We have made and continue to make significant progress in reducing the risks associated with deepwater drilling,” Interior Secretary Ken Salazar told reporters on a conference call. Therefore, he said, “I have decided that it is now appropriate to lift the suspension on deepwater drilling for those operators that are able to clear the higher bar that we have set.

By “progress,” Salazar refers to regulatory changes the Department of the Interior (DOI) released recently that address safety concerns about blowout prevention practices, emergency response, and worker training, for example.

Before the cheers become too boisterous, though, the Administration should remember that it inflicted the ban on new energy exploration in the first place. The effects of this initial action have hurt the Gulf Coast economy. In fact, a six-month long moratorium would have taken a toll on the economy in the order of 9,000 direct jobs, 13,797 indirect jobs, and a $10.2 billion freeze in industry spending, according to DOI estimates made in July.
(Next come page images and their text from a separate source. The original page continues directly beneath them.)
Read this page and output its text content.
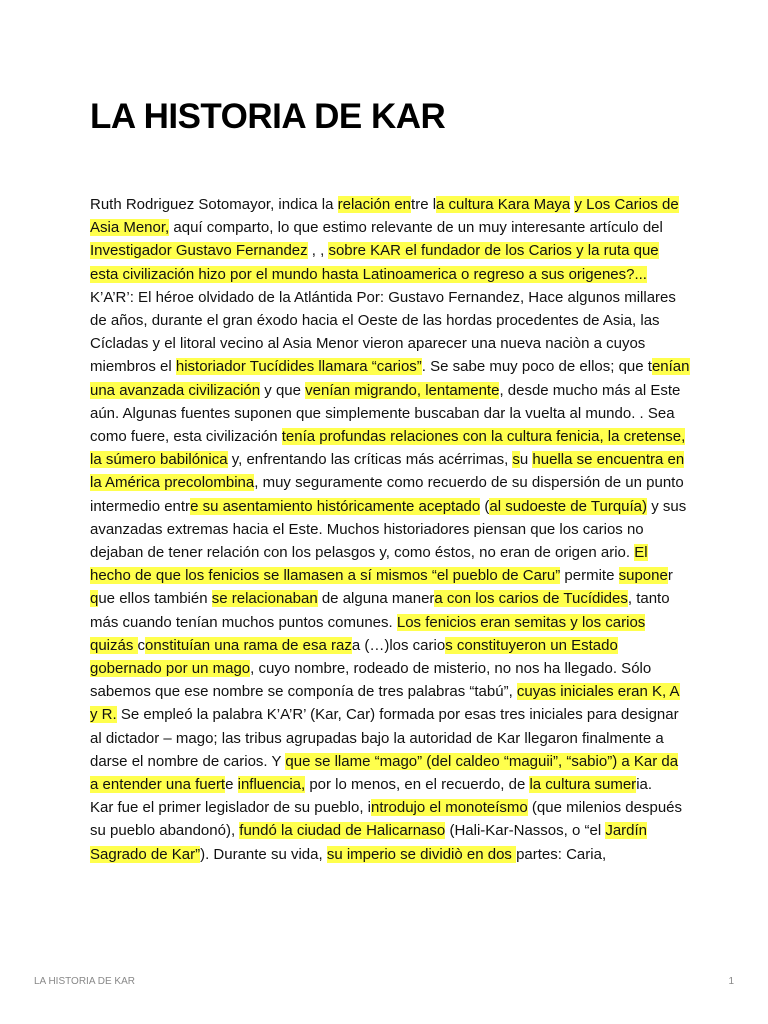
LA HISTORIA DE KAR

Ruth Rodriguez Sotomayor, indica la relación entre la cultura Kara Maya y Los Carios de Asia Menor, aquí comparto, lo que estimo relevante de un muy interesante artículo del Investigador Gustavo Fernandez , , sobre KAR el fundador de los Carios y la ruta que esta civilización hizo por el mundo hasta Latinoamerica o regreso a sus origenes?...

K’A’R’: El héroe olvidado de la Atlántida Por: Gustavo Fernandez, Hace algunos millares de años, durante el gran éxodo hacia el Oeste de las hordas procedentes de Asia, las Cícladas y el litoral vecino al Asia Menor vieron aparecer una nueva naciòn a cuyos miembros el historiador Tucídides llamara “carios”. Se sabe muy poco de ellos; que tenían una avanzada civilización y que venían migrando, lentamente, desde mucho más al Este aún. Algunas fuentes suponen que simplemente buscaban dar la vuelta al mundo. . Sea como fuere, esta civilización tenía profundas relaciones con la cultura fenicia, la cretense, la súmero babilónica y, enfrentando las críticas más acérrimas, su huella se encuentra en la América precolombina, muy seguramente como recuerdo de su dispersión de un punto intermedio entre su asentamiento históricamente aceptado (al sudoeste de Turquía) y sus avanzadas extremas hacia el Este. Muchos historiadores piensan que los carios no dejaban de tener relación con los pelasgos y, como éstos, no eran de origen ario. El hecho de que los fenicios se llamasen a sí mismos “el pueblo de Caru” permite suponer que ellos también se relacionaban de alguna manera con los carios de Tucídides, tanto más cuando tenían muchos puntos comunes. Los fenicios eran semitas y los carios quizás constituían una rama de esa raza (…)los carios constituyeron un Estado gobernado por un mago, cuyo nombre, rodeado de misterio, no nos ha llegado. Sólo sabemos que ese nombre se componía de tres palabras “tabú”, cuyas iniciales eran K, A y R. Se empleó la palabra K’A’R’ (Kar, Car) formada por esas tres iniciales para designar al dictador – mago; las tribus agrupadas bajo la autoridad de Kar llegaron finalmente a darse el nombre de carios. Y que se llame “mago” (del caldeo “maguii”, “sabio”) a Kar da a entender una fuerte influencia, por lo menos, en el recuerdo, de la cultura sumeria.

Kar fue el primer legislador de su pueblo, introdujo el monoteísmo (que milenios después su pueblo abandonó), fundó la ciudad de Halicarnaso (Hali-Kar-Nassos, o “el Jardín Sagrado de Kar”). Durante su vida, su imperio se dividiò en dos partes: Caria,

LA HISTORIA DE KAR	1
Additionally, though the ban was geared toward deepwater drilling, it also caused shallow-water exploration to languish under a de facto moratorium.

Members of the President’s own party have recognized the negative economic impacts of a prolonged moratorium, as The Heritage Foundation previously reported. Senator Mary Landrieu (D–LA), who has repeatedly drawn attention to the moratorium’s detrimental economic effect, eventually moved to block the President’s nominee for the head of the Office of Management and Budget (OMB) until the moratorium was lifted. Her response to the news? Measured support for this “step in the right direction,” but her hold on OMB nominee Jack Lew still stands.

Industry’s reaction is also mixed. Expressing support for easing the moratorium, The American Petroleum Institute, an industry trade group, said the following:

Without additional resources and a serious commitment by the government to process and approve permits and other requirements expeditiously, the moratorium will give way to a de facto moratorium, which will continue to cripple the already hard-hit Gulf region and cost more than 175,000 American jobs a year.

Industry detects the shroud of uncertainty originally cast by the moratorium and drawn out as the federal government considers subjecting it to “tighter rules, stronger oversight … in a regulatory environment that will remain dynamic as we continue to build on the reforms we have already implemented.”

From the perspective of those in the Gulf who suffered from the moratorium, lifting it may seem more like an obviously smart move than a reason for self-congratulation. It has never been widely popular to celebrate putting out a fire one started in the first place. In fact, it is more like damage control.